Vivaty Brings The 3D Web to Your Browser, Starting With AIM and Facebook


Move over Second Life. The 3D Web is starting to make inroads into the plain old browser. By “plain,” I mean only Internet Explorer on Windows machines—which for now is what you need to experience Vivaty Scenes. But at least it’s a start. (Firefox support on PCs is coming in a few weeks, but Mac support is being pushed off further).

Vivaty Scenes is launching today in public beta on AIM and in Facebook. These are realistic rooms that act as virtual personal environments—a 3D version of your personal page. You can set the theme, decorate with furniture and other virtual goods, and chat with the avatars of friends who enter your room (they need to install the app as well). The best part is that you can bring in photos from Flickr and Facebook, or videos from YouTube and display them on screens in your room. You can play MP3 songs as well.

The graphics are a cut above what you’d find in pre-teen virtual-world social networks like Club Penguin, Habbo Hotel, or Cyworld.

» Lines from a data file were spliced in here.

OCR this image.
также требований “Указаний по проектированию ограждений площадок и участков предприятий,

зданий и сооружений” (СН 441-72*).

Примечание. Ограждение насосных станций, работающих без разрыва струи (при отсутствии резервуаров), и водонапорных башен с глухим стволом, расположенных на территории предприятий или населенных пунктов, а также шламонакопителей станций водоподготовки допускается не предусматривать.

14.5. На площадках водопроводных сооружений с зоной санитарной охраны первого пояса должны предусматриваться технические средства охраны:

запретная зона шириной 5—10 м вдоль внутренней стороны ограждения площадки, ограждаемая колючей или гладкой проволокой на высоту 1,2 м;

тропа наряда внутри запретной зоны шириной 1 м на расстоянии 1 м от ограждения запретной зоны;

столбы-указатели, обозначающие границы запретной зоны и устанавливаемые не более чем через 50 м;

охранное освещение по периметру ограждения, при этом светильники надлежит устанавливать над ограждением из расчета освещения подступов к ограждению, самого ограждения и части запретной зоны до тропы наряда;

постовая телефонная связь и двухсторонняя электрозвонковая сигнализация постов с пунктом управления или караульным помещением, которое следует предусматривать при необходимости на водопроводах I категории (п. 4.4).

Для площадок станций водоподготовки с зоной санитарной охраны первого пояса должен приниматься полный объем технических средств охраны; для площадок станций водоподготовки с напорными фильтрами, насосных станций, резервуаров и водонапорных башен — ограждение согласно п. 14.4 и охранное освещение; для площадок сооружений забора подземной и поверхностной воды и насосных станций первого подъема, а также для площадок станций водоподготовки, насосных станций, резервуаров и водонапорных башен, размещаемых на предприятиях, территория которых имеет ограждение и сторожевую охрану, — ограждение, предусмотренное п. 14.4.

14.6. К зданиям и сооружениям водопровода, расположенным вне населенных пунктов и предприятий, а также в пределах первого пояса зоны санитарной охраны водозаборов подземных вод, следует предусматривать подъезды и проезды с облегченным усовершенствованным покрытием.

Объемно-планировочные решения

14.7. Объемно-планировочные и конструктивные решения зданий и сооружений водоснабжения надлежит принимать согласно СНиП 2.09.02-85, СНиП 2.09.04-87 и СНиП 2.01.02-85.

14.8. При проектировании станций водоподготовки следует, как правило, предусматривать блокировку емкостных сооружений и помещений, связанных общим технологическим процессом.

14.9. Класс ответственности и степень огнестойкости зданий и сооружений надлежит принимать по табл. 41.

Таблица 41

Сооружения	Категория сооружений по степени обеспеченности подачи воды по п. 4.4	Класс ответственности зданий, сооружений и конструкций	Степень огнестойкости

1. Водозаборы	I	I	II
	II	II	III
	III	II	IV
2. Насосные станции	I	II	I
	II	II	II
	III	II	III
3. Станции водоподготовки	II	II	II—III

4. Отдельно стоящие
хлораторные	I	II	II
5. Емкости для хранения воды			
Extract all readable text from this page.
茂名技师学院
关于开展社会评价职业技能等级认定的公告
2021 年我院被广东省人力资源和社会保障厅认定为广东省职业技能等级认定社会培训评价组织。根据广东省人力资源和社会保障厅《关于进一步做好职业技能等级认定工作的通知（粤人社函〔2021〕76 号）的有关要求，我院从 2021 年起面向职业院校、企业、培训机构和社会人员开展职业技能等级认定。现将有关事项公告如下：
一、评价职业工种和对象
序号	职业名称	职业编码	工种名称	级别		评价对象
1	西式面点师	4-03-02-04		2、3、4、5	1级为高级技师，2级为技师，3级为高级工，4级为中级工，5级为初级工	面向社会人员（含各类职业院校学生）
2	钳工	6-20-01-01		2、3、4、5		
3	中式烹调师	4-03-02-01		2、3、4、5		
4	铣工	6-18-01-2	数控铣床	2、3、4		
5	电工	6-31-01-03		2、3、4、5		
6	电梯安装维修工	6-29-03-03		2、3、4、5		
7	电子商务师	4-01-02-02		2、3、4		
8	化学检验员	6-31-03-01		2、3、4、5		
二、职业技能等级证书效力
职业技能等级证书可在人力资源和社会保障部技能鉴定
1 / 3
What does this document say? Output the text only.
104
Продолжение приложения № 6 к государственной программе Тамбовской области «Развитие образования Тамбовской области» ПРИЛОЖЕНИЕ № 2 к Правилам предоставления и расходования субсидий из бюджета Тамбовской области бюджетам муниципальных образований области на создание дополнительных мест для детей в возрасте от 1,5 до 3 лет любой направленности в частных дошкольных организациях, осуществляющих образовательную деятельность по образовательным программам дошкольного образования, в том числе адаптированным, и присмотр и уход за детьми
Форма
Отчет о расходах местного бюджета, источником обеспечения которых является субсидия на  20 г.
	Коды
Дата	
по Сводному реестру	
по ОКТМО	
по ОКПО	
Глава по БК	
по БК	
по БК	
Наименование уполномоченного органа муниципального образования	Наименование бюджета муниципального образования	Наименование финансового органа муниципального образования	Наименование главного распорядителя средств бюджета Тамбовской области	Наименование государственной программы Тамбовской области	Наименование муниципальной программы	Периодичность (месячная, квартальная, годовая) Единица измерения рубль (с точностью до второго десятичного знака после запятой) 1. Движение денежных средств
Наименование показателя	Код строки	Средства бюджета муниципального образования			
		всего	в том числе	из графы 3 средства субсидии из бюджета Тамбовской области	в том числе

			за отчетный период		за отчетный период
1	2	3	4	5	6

They are more along the lines of Second Life or a Sims videogame. Vivaty is backed by Kleiner Perkins and Mohr Davidow. It raised $9.2 million in August, 2007, and a $200,000 seed round before that. Says CEO Keith McCurdy:

We are enabling full-featured 3D experiences inside a Web browser, instead of a separate application like Second Life. Every virtual environment—we call them scenes—is a URL.

That could be a game-changer if Vivaty’s platform takes off. It is deep linking into the 3D Web. Since they have regular URLs, each 3D scene can be linked to from the regular Web. Even objects within each room can each have their own URL. That is what is exciting about Vivty Scenes. It is extending the Web to 3D environments. Vivaty Scenes work only with AIM and Facebook for now, but they can work with other services such as iGoogle, My Yahoo, or as standalone Web pages.

Here is a demo video that shows what you can do in a Vivaty Scene. Remember, this is all browser-based.

McCurdy used to be the VP of worldwide technology at Electronic Arts, where he started Ultima Online. But he thinks that treating virtual worlds like a big online videogame is a mistake. Making a dig at the parcel approach used by Second Life to distribute and develop virtual land, McCurdy notes:

If you wanted to build the original 2D Web, you wouldn’t build it knowing the exact size of every Webpage. The beauty of the Web is that it is an unknown number of links.

While Vivaty is hosting all the rooms to begin with, its technology is architected to become distributed, like the Web itself. Vivaty Scenes are created using standard Javascript and PHP, and can be hosted on standard Web servers. McCurdy doesn’t want to create another walled garden. He wants to bring the Web into the 3D world.

The way he plans to make money is to become the virtual “cash register” for all the virtual goods he expects will be traded between Vivaty users. He also thinks there are obvious advertising opprotunities, including videos on the in-room screen, posters, and billboards, virtual product placement. It would be similar to videogame advertising, except that it need not be disconnected from ad campaigns on the Web.

The big money, though, could be in branded scenes and Websites. For instance, today Target is launching its own Vivaty-powered Facebook application called the Target and Coke Zero Virtual Dorm Room. It’s a back-to-college thing where students can play around with furnishing and decorating their own rooms. The gallery of virtual items features products that can be found at Target, of course.

This sorts of virtual-world advertising hasn’t worked that well because it was disconnected from the regular Web and people’s social networks. Vivaty hopes to prove that, given the right context, this kind of branding can thrive. We’ll see.